It would be welcome information to the House if we could have an assurance that Ministers will be prepared to forget about these marginal items, because no normal taxpayer is in a position to produce a document to say whether the calculations are right. After all the critical things I have said, I welcome this limited measure of repayment and I hope that it may be increased in the near future.
§ 10.50 p.m.
§ Mr. Boyd-Carpenter
I am glad that the Regulations have been generally welcomed and that I can reply briefly to the points which have been made without breaking what I might call the Cinderella rule.
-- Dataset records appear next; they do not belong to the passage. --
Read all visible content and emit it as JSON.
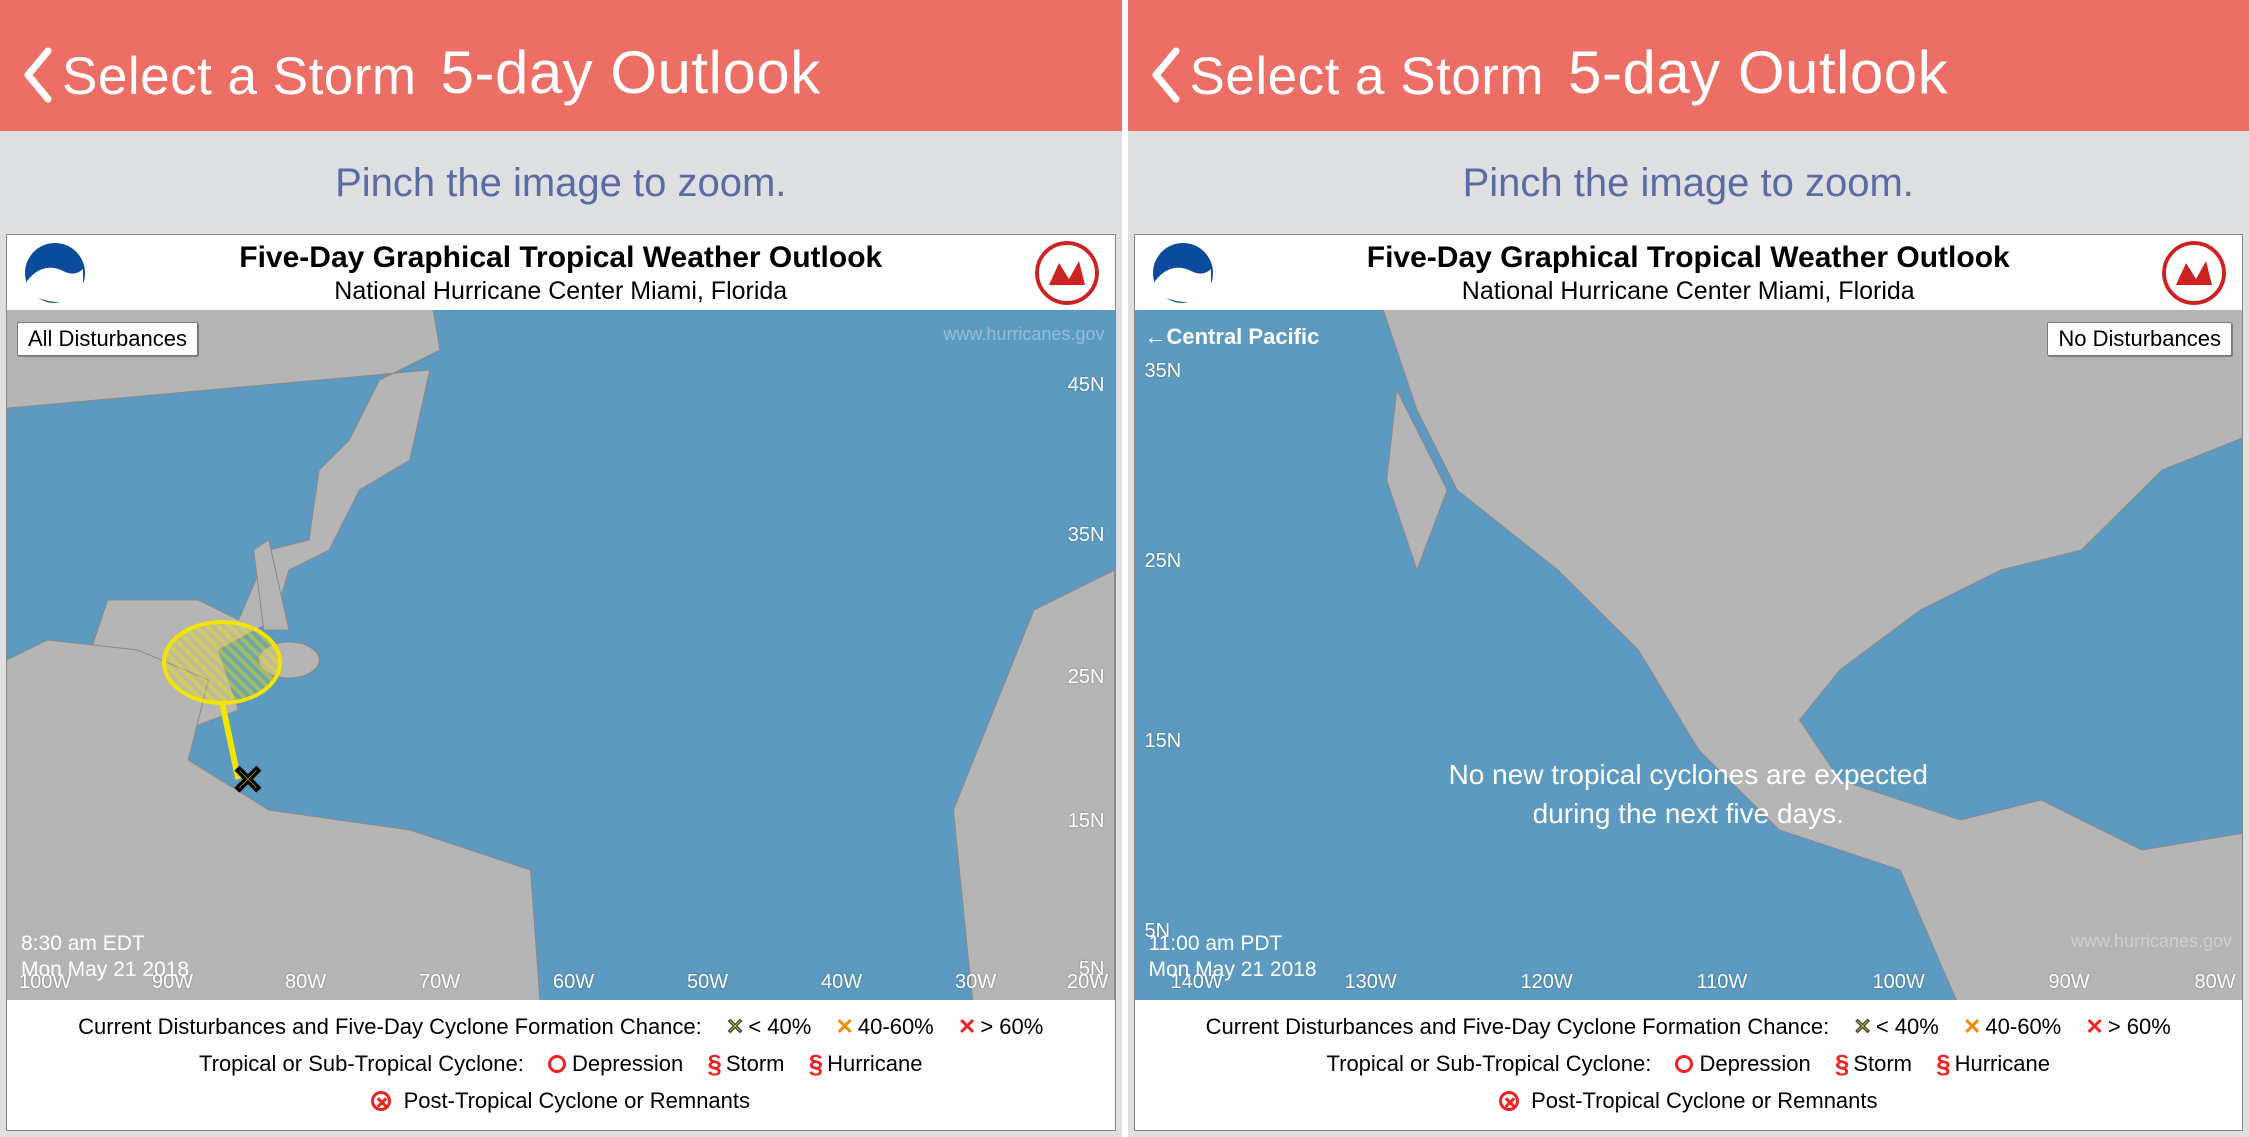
{
  "common": {
    "back_label": "Select a Storm",
    "title": "5-day Outlook",
    "hint": "Pinch the image to zoom.",
    "map_title": "Five-Day Graphical Tropical Weather Outlook",
    "map_subtitle": "National Hurricane Center  Miami, Florida",
    "watermark": "www.hurricanes.gov",
    "legend_line1_label": "Current Disturbances and Five-Day Cyclone Formation Chance:",
    "legend_lt40": "< 40%",
    "legend_4060": "40-60%",
    "legend_gt60": "> 60%",
    "legend_line2_label": "Tropical or Sub-Tropical Cyclone:",
    "legend_depression": "Depression",
    "legend_storm": "Storm",
    "legend_hurricane": "Hurricane",
    "legend_line3": "Post-Tropical Cyclone or Remnants"
  },
  "left": {
    "pill": "All Disturbances",
    "timestamp_line1": "8:30 am EDT",
    "timestamp_line2": "Mon May 21 2018",
    "lats": [
      "45N",
      "35N",
      "25N",
      "15N",
      "5N"
    ],
    "lons": [
      "100W",
      "90W",
      "80W",
      "70W",
      "60W",
      "50W",
      "40W",
      "30W",
      "20W"
    ]
  },
  "right": {
    "cp_label": "←Central Pacific",
    "pill": "No Disturbances",
    "msg_line1": "No new tropical cyclones are expected",
    "msg_line2": "during the next five days.",
    "timestamp_line1": "11:00 am PDT",
    "timestamp_line2": "Mon May 21 2018",
    "lats": [
      "35N",
      "25N",
      "15N",
      "5N"
    ],
    "lons": [
      "140W",
      "130W",
      "120W",
      "110W",
      "100W",
      "90W",
      "80W"
    ]
  }
}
The hon. Member for Sowerby (Mr. Houghton) raised the question of the announcement. Naturally, if the House had been sitting, my right hon. Friend the Chancellor of the Exchequer would 751 have made the announcement to Parliament. At the beginning of October, however, the House was not sitting. I am sure that the House will feel that, my right hon. Friend having made up his mind on the point, the sensible thing was to announce it at the time and let everybody concerned know how they stood. The Lord Mayor's dinner to the bankers was a convenient opportunity and my right hon. Friend therefore took it.
The three years' entitlements involved in the Regulations, and to which the hon. Member for Sowerby referred, represent the order of size of payment which my right hon. Friend feels can properly be made in present circumstances. It so happens that it is about the largest amount that can, conveniently and expeditiously to the public, be handled at one time. The basis of the decision, however, is that this is an appropriate amount.
As I said earlier, the principle that applies here is that, people's money having been withheld from them by successive Governments on the ground that faster payments would produce inflation, When the situation arises in which it is possible to expedite those repayments, the House would, I am sure, think it right to expedite them.
The hon. Member for Huddersfield, West (Mr. Wade) raised again the question of why these credits were not converted into savings bonds. He will recall that there was a long discussion on this matter on the 1959 Bill, and I have nothing to add to what the former Chancellor of the Exchequer then said. The practical point—which, as the hon. Member for Sowerby has reminded us, was in mind when the credits were created—is that it is right for the Government of the day to be able to control the rate of their release in accordance with the developments of the economic situation, and such purpose would be inconsistent with what the hon. Member suggested. The same point covers his suggestion that a date should be set for the repayment of the balance of the amount due to the building societies. That, again, would be contrary to the original purpose of the credits and to the way in which they have been worked.
752 The hon. Member for Feltham (Mr. Hunter) has been vigorous in calling for the repayment of post-war credits, but I should probably not only be out of order, but also beyond what the House would consider reasonable, to start talking about further Regulations when trying to secure approval for the present ones.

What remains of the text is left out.